I say that because you are saying 'mimic neurodivergence' in paragraph 5?
Wow. And you claim not to be prejudiced!
I just want to pick this apart for a minute. My youngest child is a girl who has always enjoyed board games, loved being active, she now plays her sport for the county and for a local premier club. She is autistic but was an early talker, has to wear noise cancelling headphones all of the time. She couldn't cope with the uncertainty of primary school, particular triggers were things like Rock Stars time tables, she's also dyslexic and this affects numbers as well as reading. She was always sat by the disruptive children because on the face of it she was compliant and quiet, she was targeted by bullies and was bit at school on at least 2 occasions. By the time I stopped forcing her into a harmful environment she was refusing to eat and after getting her dressed for school on a Monday she was so overwhelmed that she couldn't get undressed without a meltdown, she slept on the Floor in her bedroom fully dressed. She had rituals where she had to go around her room touching several things and saying things before she could leave the room and then I had to walk her to school when she was crying and trying to run back home. School said she was fine. She was 7 years old. No access to the internet to misdiagnose herself or to ramp up her anxieties ffs.

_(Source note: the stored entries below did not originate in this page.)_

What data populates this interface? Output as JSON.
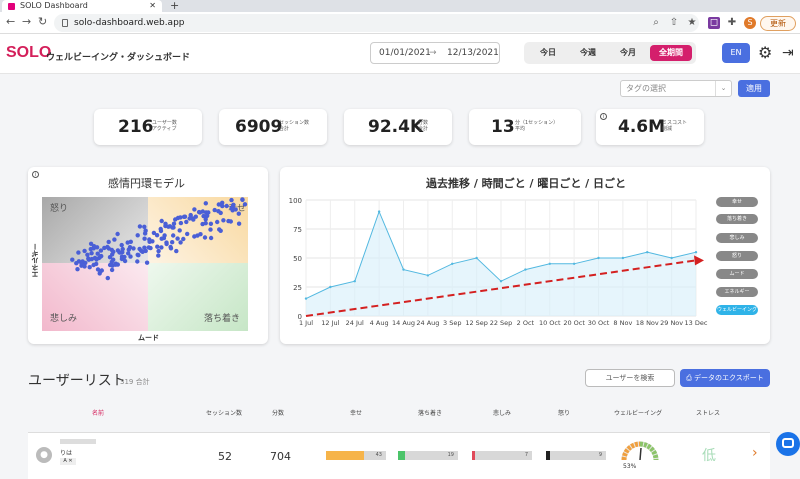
{
  "browser": {
    "tab_title": "SOLO Dashboard",
    "url": "solo-dashboard.web.app",
    "update_label": "更新",
    "profile_initial": "S"
  },
  "header": {
    "logo": "SOLO",
    "subtitle": "ウェルビーイング・ダッシュボード",
    "date_start": "01/01/2021",
    "date_arrow": "→",
    "date_end": "12/13/2021",
    "periods": [
      "今日",
      "今週",
      "今月",
      "全期間"
    ],
    "active_period": "全期間",
    "lang": "EN"
  },
  "filter": {
    "tag_placeholder": "タグの選択",
    "apply_label": "適用"
  },
  "stats": [
    {
      "value": "216",
      "label1": "ユーザー数",
      "label2": "アクティブ"
    },
    {
      "value": "6909",
      "label1": "セッション数",
      "label2": "合計"
    },
    {
      "value": "92.4K",
      "label1": "分数",
      "label2": "合計"
    },
    {
      "value": "13",
      "label1": "分（1セッション）",
      "label2": "平均"
    },
    {
      "value": "4.6M",
      "label1": "ミスコスト",
      "label2": "削減"
    }
  ],
  "emotion_card": {
    "title": "感情円環モデル",
    "y_axis": "エネルギー",
    "x_axis": "ムード",
    "quadrants": {
      "top_left": "怒り",
      "top_right": "幸せ",
      "bottom_left": "悲しみ",
      "bottom_right": "落ち着き"
    },
    "colors": {
      "top_left": "#c4c4c4",
      "top_right": "#fbe6c2",
      "bottom_left": "#f6cfdc",
      "bottom_right": "#d9eed9",
      "dots": "#4a5fd6"
    }
  },
  "trend_card": {
    "title": "過去推移 / 時間ごと / 曜日ごと / 日ごと",
    "legend": [
      "幸せ",
      "落ち着き",
      "悲しみ",
      "怒り",
      "ムード",
      "エネルギー",
      "ウェルビーイング"
    ],
    "active_legend": "ウェルビーイング"
  },
  "chart_data": {
    "type": "line",
    "x": [
      "1 Jul",
      "12 Jul",
      "24 Jul",
      "4 Aug",
      "14 Aug",
      "24 Aug",
      "3 Sep",
      "12 Sep",
      "22 Sep",
      "2 Oct",
      "10 Oct",
      "20 Oct",
      "30 Oct",
      "8 Nov",
      "18 Nov",
      "29 Nov",
      "13 Dec"
    ],
    "ylim": [
      0,
      100
    ],
    "yticks": [
      0,
      25,
      50,
      75,
      100
    ],
    "series": [
      {
        "name": "ウェルビーイング",
        "values": [
          15,
          25,
          30,
          90,
          40,
          35,
          45,
          50,
          30,
          40,
          45,
          45,
          50,
          50,
          55,
          50,
          55
        ],
        "color": "#52b8e0"
      }
    ],
    "trend": {
      "start": 0,
      "end": 48,
      "color": "#d42020"
    }
  },
  "users": {
    "title": "ユーザーリスト",
    "count": "319 合計",
    "search_label": "ユーザーを検索",
    "export_label": "データのエクスポート",
    "columns": [
      "名前",
      "セッション数",
      "分数",
      "幸せ",
      "落ち着き",
      "悲しみ",
      "怒り",
      "ウェルビーイング",
      "ストレス"
    ],
    "rows": [
      {
        "name_sub": "りは",
        "sessions": "52",
        "minutes": "704",
        "happy": 43,
        "calm": 19,
        "sad": 7,
        "angry": 9,
        "wellbeing": "53%",
        "stress": "低"
      }
    ]
  }
}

She has been out of school since then and has access to OT and SALT, not because she can't talk (or because she wasn't an early talker!) but because she doesn't understand receptive language. The OT is to help with her sensory processing differences.
She will do GCSEs just like everyone else will and she is going to look at local colleges to see if there is something she is interested in.
She has an amazing social life and peer groups through her sport.
I don't dispute that modern life makes things more difficult for neurodiverse people but I do dispute your repeated suggestion that school is no different from 20 years ago. Did you have to do your timetables timed to loud music? (one of multiple examples) and that people are misdiagnosed.
I also dispute your idea that school is necessary and that kids who don't conform to schools won't succeed in life. It's narrowminded and simply untrue.